For starters, contemporary anthropological theory has completely rejected the entire idea of ‘race’. Such a thing does not exist and only exists within our cultural classification systems and has no connection to biological differentiation. There is a descent pattern from the first of our species that can be traced along historical and geographical paths, allowing for human adaptations to different climates and environmental pressures (i.e. Africans living in sub-Saharan Africa have darker, tougher skin for sun protection while those humans who migrated north to the shady landscapes of Europe have lighter skin as they had more external protection from the sun). These types of adaptation have no biological determinacy- meaning there is no point in the human DNA record where ‘blacks’ can be officially fissured from ‘whites’ creating a new “race”. This however, does not help much with the matter at hand other than to say from a very basic beginning point, an ethnographer should not even examine his own ‘race’ as opposed to that of her or his subjects and this should be reflected in his or her data. (I say ‘should’ because obviously there are those who do not perform ethnography in what is considered the most ethically upright ways).
Secondly, ethnography has one main focus: the revision, maintenance, and continual compilation of the ethnographic record which is the entire body of work of all ethnographers since the onset of anthropological inquiry. As cultures are studied, their ethnographic data is included in this ethnographic record creating a database of cross-cultural information. From here, ethnologists take this record and perform their services of ethnology: the study of and articulation of cultural patterns, cultural variables, and cross-cultural significance. Here is the heart of ethnographic research. Anthropologists are searching for cultural data that makes us human, makes us like other humans, and will further our understanding and cooperation of every manifestation of human symbolic culture! Bell hooks is correct when she implies that it should be the people of her culture (not her black people but the actual people that make up her cultural background in which she is immersed) that should represent themselves through their own means as a culture. It is not the place of ethnography to attempt to outdo or nullify or replace her culture’s self representation, but rather it is the attempt of ethnography to study, attempt to understand, and classify this cultural representation within the context of an ethnographic record.
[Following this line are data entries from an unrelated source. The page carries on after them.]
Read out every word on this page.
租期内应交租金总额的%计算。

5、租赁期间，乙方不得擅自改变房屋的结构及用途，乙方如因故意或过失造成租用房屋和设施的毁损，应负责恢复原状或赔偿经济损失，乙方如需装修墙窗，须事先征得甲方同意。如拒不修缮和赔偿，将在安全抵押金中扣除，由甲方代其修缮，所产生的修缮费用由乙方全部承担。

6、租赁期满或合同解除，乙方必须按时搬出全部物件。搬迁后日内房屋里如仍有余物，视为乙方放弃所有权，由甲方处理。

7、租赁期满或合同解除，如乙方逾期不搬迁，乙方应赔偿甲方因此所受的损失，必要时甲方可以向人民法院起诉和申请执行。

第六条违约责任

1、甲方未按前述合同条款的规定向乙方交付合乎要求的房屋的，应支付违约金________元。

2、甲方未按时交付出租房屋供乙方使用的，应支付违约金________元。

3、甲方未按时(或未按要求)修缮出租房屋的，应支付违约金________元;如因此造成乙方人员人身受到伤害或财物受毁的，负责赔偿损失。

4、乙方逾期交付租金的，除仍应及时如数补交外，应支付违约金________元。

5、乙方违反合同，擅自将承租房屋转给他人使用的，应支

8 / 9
Finally, there are black ethnographers. There are white ethnographers. There are ethnographers of an array of diversity. Although it must be conceded that American Anthropology is dominated by white scholars, it is important to understand that the ethical and objective theory behind ethnography works to subvert and extinguish the threats of bias study aiming for the most objective view of humans and their culture around the world. In this manner, I believe that bell hooks would have much less trouble with the practice of ethnography. Let me know if you think I’ve over shot the benefits of ethnographic work.